Not focusing on the “big picture stuff,” like being 13-point underdogs to the Tigers, is a byproduct of the type of players they recruit.
And also the fact that they live inside the bubble of being an independent school that has their season scrutinized at the start of every season.
“Some of it is in the DNA of who we recruit, that they are really focused,” Kelly said. “But most of it is traits that are built over time. And we have to do a really good job of demanding that from our players, especially here.
“They’re hearing about it from the very start of the season, how it’s make or break every game. Notre Dame, you’re playing for a national championship. There’s no conference championship. One loss could put you in a difficult position for getting to your goal.”

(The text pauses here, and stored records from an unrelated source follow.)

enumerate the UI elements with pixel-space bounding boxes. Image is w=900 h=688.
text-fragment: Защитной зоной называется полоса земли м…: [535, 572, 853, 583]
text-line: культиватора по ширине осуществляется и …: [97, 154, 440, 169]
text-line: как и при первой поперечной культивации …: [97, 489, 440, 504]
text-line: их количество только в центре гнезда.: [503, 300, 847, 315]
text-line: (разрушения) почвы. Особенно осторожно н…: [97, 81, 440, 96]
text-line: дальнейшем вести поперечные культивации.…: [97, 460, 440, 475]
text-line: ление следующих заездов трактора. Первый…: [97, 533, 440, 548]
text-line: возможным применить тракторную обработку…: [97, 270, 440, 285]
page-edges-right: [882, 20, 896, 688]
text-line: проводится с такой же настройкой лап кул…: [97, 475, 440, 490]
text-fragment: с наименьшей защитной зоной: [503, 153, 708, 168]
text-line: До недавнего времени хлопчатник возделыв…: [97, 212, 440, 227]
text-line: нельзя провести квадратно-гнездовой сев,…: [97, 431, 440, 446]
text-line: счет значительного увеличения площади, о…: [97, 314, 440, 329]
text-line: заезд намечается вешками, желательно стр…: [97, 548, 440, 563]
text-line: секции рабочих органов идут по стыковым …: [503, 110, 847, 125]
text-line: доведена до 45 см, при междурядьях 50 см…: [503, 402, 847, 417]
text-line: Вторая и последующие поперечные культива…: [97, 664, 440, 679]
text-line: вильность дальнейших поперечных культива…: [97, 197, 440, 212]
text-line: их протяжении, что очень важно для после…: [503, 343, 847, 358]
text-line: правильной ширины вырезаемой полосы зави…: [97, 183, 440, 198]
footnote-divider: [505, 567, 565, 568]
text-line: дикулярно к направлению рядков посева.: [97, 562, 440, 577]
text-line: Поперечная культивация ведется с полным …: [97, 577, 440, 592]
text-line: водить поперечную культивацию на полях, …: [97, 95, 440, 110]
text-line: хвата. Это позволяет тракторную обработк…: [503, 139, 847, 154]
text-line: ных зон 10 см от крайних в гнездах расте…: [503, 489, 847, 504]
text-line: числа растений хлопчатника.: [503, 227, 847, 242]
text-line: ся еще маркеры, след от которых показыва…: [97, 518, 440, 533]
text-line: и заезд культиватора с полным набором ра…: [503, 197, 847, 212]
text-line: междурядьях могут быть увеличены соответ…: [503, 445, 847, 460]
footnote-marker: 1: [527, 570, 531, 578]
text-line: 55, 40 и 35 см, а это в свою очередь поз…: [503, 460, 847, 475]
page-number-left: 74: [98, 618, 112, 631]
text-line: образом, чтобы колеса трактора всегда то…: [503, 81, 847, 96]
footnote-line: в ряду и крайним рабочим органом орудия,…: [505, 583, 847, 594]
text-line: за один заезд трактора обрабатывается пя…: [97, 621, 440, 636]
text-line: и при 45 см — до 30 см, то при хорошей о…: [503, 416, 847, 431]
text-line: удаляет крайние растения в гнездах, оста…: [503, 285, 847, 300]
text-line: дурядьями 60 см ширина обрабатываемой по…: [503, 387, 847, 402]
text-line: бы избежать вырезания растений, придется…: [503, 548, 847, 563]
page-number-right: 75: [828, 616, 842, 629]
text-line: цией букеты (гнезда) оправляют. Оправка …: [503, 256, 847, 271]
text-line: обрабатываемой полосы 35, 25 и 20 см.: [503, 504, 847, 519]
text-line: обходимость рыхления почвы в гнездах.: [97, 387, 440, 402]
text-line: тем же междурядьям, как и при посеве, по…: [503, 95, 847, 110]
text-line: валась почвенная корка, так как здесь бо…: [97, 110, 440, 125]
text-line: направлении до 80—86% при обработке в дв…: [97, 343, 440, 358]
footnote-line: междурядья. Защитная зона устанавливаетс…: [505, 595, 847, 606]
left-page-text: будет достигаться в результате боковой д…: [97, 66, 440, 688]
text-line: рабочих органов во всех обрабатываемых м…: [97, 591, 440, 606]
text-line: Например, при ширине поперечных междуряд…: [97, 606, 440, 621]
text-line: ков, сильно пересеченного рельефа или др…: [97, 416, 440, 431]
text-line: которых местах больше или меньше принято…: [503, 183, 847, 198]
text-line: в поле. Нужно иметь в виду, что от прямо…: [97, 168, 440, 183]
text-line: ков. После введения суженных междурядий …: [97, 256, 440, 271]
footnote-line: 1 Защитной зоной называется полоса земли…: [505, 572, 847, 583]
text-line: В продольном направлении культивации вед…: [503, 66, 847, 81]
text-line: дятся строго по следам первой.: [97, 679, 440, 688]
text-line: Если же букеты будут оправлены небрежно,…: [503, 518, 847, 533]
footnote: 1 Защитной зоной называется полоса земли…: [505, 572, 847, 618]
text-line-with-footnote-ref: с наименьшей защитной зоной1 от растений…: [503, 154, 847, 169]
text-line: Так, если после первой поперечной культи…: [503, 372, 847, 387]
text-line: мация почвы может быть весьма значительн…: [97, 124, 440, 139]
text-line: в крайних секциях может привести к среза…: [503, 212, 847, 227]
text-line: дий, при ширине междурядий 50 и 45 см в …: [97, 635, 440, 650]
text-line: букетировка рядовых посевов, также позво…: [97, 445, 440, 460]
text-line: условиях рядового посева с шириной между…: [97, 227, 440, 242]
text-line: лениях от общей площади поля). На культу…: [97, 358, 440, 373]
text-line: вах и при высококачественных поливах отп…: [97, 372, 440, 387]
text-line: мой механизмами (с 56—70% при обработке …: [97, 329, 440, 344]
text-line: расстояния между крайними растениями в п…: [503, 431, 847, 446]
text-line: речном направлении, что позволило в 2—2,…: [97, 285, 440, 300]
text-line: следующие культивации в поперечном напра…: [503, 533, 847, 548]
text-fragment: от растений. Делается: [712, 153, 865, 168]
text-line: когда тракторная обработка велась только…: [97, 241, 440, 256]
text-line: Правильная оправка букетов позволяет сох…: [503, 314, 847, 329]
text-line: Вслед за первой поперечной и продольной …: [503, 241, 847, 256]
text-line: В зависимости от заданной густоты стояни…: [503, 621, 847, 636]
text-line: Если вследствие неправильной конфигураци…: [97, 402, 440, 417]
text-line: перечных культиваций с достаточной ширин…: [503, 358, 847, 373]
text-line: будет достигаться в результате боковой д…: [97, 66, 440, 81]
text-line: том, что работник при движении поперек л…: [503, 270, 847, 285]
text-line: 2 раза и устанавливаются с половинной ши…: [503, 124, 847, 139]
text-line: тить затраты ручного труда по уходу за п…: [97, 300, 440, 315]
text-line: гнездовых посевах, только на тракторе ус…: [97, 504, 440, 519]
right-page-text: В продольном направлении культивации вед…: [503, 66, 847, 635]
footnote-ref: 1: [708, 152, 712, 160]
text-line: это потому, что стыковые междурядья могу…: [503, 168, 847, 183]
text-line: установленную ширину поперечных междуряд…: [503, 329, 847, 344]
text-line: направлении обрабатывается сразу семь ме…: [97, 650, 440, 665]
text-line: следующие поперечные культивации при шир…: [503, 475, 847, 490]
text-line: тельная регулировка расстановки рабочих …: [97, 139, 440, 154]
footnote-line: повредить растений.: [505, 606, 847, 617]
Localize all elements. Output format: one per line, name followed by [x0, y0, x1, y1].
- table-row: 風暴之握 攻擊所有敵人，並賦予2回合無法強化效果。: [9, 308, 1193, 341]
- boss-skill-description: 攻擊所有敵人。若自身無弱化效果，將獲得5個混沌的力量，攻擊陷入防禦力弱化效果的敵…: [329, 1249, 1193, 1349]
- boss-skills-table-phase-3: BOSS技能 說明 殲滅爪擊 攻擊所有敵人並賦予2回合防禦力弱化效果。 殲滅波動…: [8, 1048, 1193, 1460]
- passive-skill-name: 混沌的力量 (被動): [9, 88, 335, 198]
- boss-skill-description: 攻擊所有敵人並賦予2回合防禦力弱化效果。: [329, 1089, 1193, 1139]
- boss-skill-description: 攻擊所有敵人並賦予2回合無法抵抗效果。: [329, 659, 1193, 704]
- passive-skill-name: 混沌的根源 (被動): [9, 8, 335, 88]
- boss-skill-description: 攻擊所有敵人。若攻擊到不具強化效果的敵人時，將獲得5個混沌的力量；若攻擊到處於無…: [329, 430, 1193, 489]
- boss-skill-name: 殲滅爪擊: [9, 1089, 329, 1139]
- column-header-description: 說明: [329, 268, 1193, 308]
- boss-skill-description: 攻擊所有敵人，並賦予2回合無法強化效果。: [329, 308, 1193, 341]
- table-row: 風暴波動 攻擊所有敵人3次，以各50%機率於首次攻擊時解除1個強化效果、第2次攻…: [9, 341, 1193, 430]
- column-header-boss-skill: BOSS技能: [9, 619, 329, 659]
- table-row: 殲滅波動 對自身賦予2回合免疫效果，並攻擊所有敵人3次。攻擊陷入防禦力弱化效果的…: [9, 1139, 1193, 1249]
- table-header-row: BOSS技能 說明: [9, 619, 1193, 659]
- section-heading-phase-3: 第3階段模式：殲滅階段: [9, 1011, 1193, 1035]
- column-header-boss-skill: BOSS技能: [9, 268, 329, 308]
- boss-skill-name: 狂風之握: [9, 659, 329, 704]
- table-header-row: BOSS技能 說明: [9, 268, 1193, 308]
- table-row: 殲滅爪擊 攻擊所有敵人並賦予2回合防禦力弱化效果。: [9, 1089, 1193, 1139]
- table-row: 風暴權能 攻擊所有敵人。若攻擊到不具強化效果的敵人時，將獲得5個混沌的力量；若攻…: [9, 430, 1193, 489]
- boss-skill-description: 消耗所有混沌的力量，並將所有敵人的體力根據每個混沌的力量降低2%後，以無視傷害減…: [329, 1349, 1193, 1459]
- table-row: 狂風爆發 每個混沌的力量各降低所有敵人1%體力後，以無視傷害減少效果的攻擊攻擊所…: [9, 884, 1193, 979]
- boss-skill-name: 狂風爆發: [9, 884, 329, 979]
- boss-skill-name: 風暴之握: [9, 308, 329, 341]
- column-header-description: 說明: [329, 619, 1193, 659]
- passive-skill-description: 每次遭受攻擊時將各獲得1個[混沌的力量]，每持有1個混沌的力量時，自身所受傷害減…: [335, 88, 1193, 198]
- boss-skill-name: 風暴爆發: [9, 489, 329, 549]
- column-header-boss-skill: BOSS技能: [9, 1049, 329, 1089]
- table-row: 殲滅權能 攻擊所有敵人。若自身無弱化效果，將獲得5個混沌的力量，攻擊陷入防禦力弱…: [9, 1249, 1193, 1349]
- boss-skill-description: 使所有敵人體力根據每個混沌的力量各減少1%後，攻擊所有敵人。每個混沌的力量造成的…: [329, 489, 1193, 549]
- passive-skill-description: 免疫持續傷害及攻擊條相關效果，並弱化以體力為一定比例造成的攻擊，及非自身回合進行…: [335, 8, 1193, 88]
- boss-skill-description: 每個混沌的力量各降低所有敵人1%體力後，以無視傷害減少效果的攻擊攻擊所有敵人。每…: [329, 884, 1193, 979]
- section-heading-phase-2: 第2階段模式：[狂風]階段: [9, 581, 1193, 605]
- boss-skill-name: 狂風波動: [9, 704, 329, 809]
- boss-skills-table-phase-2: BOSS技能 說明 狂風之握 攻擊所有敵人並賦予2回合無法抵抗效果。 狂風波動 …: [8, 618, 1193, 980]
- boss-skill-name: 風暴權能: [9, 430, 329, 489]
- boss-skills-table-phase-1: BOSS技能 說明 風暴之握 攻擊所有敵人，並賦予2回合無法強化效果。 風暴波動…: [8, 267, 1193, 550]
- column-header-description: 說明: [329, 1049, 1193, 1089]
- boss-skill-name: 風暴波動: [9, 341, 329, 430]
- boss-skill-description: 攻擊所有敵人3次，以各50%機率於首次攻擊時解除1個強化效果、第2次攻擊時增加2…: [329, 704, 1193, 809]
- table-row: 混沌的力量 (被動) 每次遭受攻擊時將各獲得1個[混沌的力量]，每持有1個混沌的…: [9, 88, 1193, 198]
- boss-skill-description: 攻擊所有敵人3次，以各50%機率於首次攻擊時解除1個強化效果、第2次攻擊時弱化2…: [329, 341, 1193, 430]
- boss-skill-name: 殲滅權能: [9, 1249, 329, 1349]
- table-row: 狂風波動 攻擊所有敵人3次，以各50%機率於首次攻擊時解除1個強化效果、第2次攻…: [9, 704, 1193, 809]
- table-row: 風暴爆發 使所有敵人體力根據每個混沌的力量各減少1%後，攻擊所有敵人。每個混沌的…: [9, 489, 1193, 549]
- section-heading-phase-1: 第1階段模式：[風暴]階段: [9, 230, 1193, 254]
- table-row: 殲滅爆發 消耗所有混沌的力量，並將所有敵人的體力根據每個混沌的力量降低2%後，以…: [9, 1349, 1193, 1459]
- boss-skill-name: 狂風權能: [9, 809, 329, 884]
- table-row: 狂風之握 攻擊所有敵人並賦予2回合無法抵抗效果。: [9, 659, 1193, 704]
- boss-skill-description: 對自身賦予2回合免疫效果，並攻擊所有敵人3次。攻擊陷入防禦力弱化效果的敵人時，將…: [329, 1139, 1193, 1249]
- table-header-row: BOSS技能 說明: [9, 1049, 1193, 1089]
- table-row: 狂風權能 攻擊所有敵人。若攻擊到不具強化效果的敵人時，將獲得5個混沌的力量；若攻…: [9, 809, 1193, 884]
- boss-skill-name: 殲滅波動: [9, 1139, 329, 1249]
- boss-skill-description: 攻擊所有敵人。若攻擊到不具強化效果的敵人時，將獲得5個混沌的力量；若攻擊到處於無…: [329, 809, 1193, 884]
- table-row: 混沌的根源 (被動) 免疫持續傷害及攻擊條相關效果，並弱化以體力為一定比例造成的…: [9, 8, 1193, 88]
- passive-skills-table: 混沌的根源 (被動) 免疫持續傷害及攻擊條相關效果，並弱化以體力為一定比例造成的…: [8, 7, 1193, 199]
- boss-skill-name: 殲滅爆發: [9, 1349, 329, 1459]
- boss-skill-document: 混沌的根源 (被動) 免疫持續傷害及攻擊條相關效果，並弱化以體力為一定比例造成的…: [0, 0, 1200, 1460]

One loss for the Fighting Irish or the Clemson in the CFP will definitely cost them a shot at the national title and would end the season.
For Kelly’s Fighting Irish to get over the hump and play for their first national title since the 2012 BCS national championship, he understands that his defense must get past the dynamic duo of running back Travis Etienne and quarterback Trevor Lawrence.
“I think the running back, Etienne, I think he’s as good a running back as we’ve seen since Georgia of last year, that kind of talent,” Kelly said. “The quarterback is really good. He’s got great arm talent. He’s tall and can see the field. I think the receiving corps is on par with a USC receiving corps. That’s a pretty dynamic offensive set.”
Those two combined with a defense that is a “really, really formidable group” mean the Fighting Irish squad will need to block out the outside noise and focus on their job if they want to win the Cotton Bowl.
“Certainly they understand that they’ve got to stay focused on their process, but they’ve listened to everybody talk about how they are underdogs,” Kelly said. “So there’s a little bit of that. But this is really about keeping this going and winning a football game, more so than any of the big picture stuff.”